Country has more of a safety net than other current-based formats — bigger stations with a broader age range. Those stations were better equipped than Top 40 to be the full-service pandemic companion that listeners needed. That broader age spread is also part of what revitalized the format during its own late-‘90s/early ‘00s doldrums. Country was prepared to be a 35-plus format. It’s much happier, even now, as an 18-54 format.
Cluster strategies make our current 3-share CHRs more viable than they were in 1993, but we’ve also seen what was possible in the late ‘90s and again in 2007-2012, and we shouldn’t give that up until we know we have to. Any comeback will begin, as it did in 1993, with upper demos. The daughters are under their earbuds; we might get moms back. In 1993, it was Melissa Etheridge, Sheryl Crow, and Hootie and the Blowfish that got the ball rolling. (It’s not an accident that Taylor Swift’s Folklore comeback is in that neighborhood.) The next comeback began with “Since U Been Gone.” This one, if it happens, will be driven by up-tempo songs again, as part of an overall balance. Those are also the songs that can get some lateral support from AC and Hot AC, or at least help them as they work their way down the line.
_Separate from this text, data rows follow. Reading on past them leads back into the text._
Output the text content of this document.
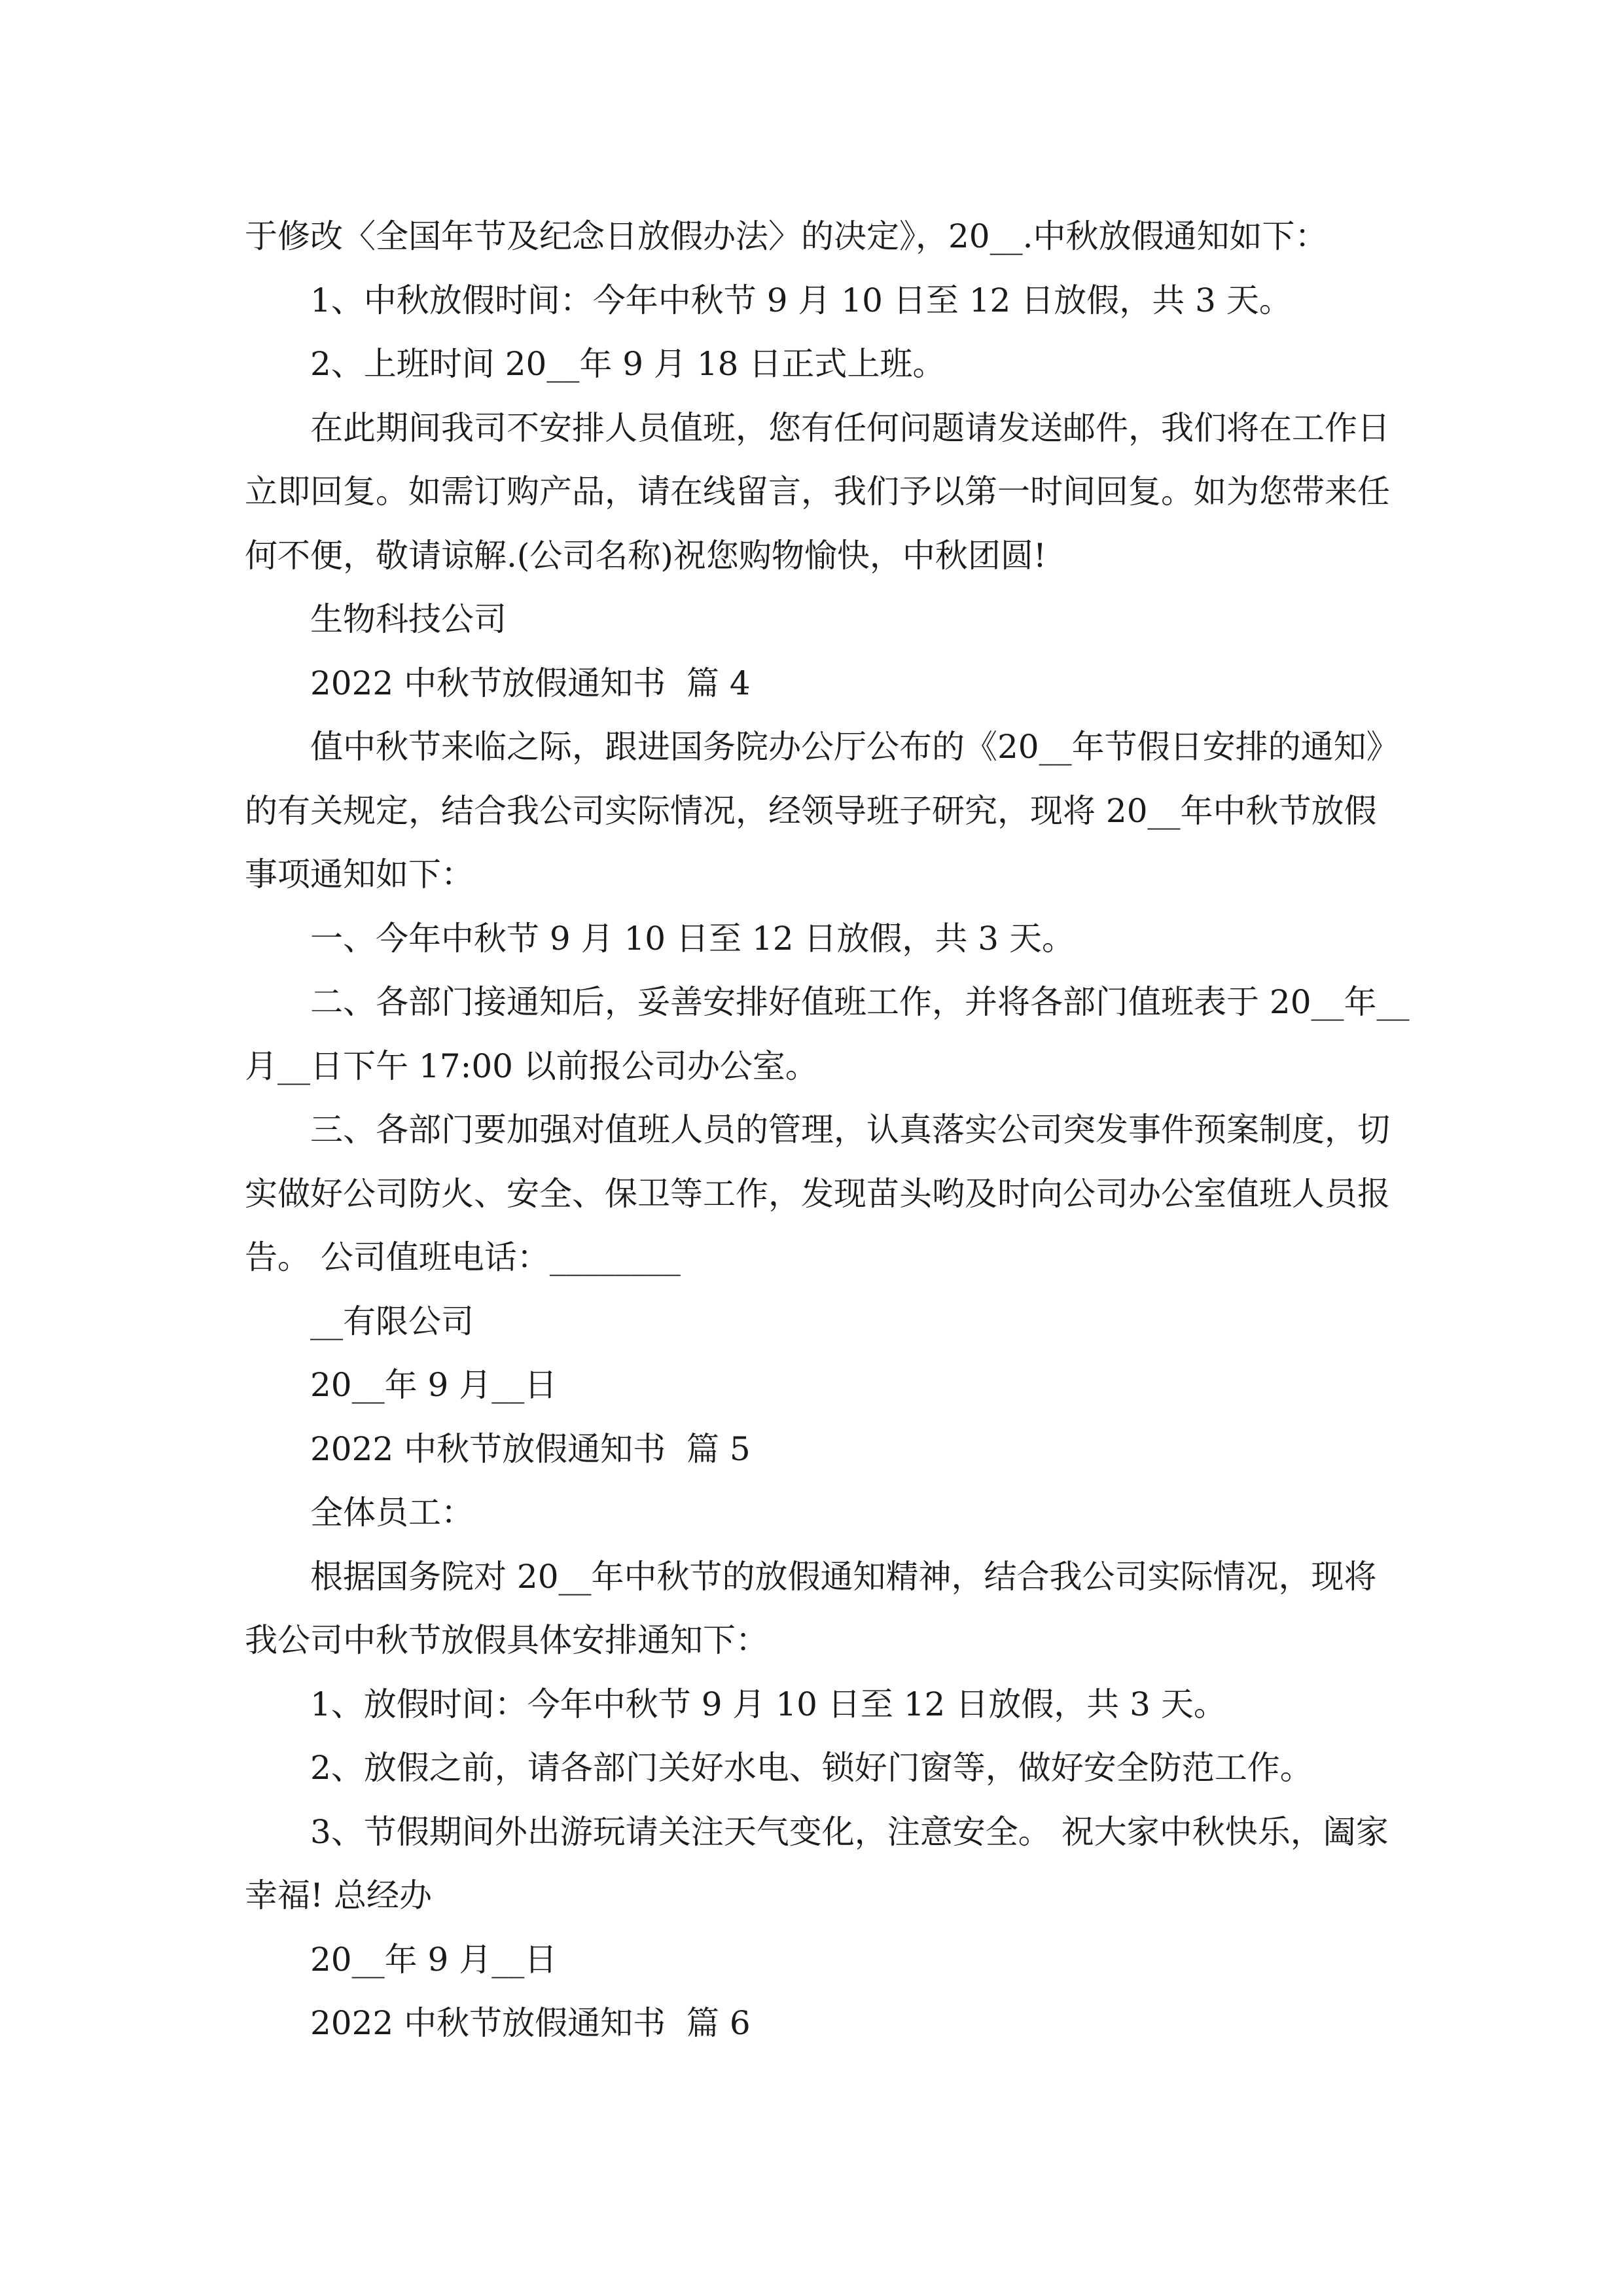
于修改〈全国年节及纪念日放假办法〉的决定》，20__.中秋放假通知如下：

1、中秋放假时间：今年中秋节 9 月 10 日至 12 日放假，共 3 天。

2、上班时间 20__年 9 月 18 日正式上班。

在此期间我司不安排人员值班，您有任何问题请发送邮件，我们将在工作日

立即回复。如需订购产品，请在线留言，我们予以第一时间回复。如为您带来任

何不便，敬请谅解.(公司名称)祝您购物愉快，中秋团圆!

生物科技公司

2022 中秋节放假通知书  篇 4

值中秋节来临之际，跟进国务院办公厅公布的《20__年节假日安排的通知》

的有关规定，结合我公司实际情况，经领导班子研究，现将 20__年中秋节放假

事项通知如下：

一、今年中秋节 9 月 10 日至 12 日放假，共 3 天。

二、各部门接通知后，妥善安排好值班工作，并将各部门值班表于 20__年__

月__日下午 17:00 以前报公司办公室。

三、各部门要加强对值班人员的管理，认真落实公司突发事件预案制度，切

实做好公司防火、安全、保卫等工作，发现苗头哟及时向公司办公室值班人员报

告。 公司值班电话：________

__有限公司

20__年 9 月__日

2022 中秋节放假通知书  篇 5

全体员工：

根据国务院对 20__年中秋节的放假通知精神，结合我公司实际情况，现将

我公司中秋节放假具体安排通知下：

1、放假时间：今年中秋节 9 月 10 日至 12 日放假，共 3 天。

2、放假之前，请各部门关好水电、锁好门窗等，做好安全防范工作。

3、节假期间外出游玩请关注天气变化，注意安全。 祝大家中秋快乐，阖家

幸福! 总经办

20__年 9 月__日

2022 中秋节放假通知书  篇 6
As for the role of TikTok hits, we’ve seen that they can be a lot of different things. TikTok can help break Jack Harlow, Benee, Lemonade, Ritt Momney, Daisey Ashnikko, or Fleetwood Mac. As TikTok becomes a bigger part of label strategy for every type of song, there will be plenty of up-tempo medium-weight hit music that it endorses. But not every record that helps Top 40 regain its balance will have that story, nor should it have to.
We’ll talk more about the state of current product for all formats in early 2021 when we look at the annual BDSRadio statistics on which format had the most top 20 hits. Meanwhile, what songs do you think made a difference in 2020? Which could change things in 2021?
What in the world happened to Diplo “hearless”? My god, a perfect chr song, great lyrics, strong hook, and one of the hottest country artists rights now in a song country can’t touch.
Current and new music formats are getting destroyed by streaming, tiktok, youtube etc, people do still seem to like radio from retro formats thank god. All I’m saying is that now is the time for terrestrial radio to get their playlists as close to perfect as possible. They also need to let their jocks have personality and individualism. This desire for everyone to sound the same and say the same things is killing the magic of that connection between jock and listener.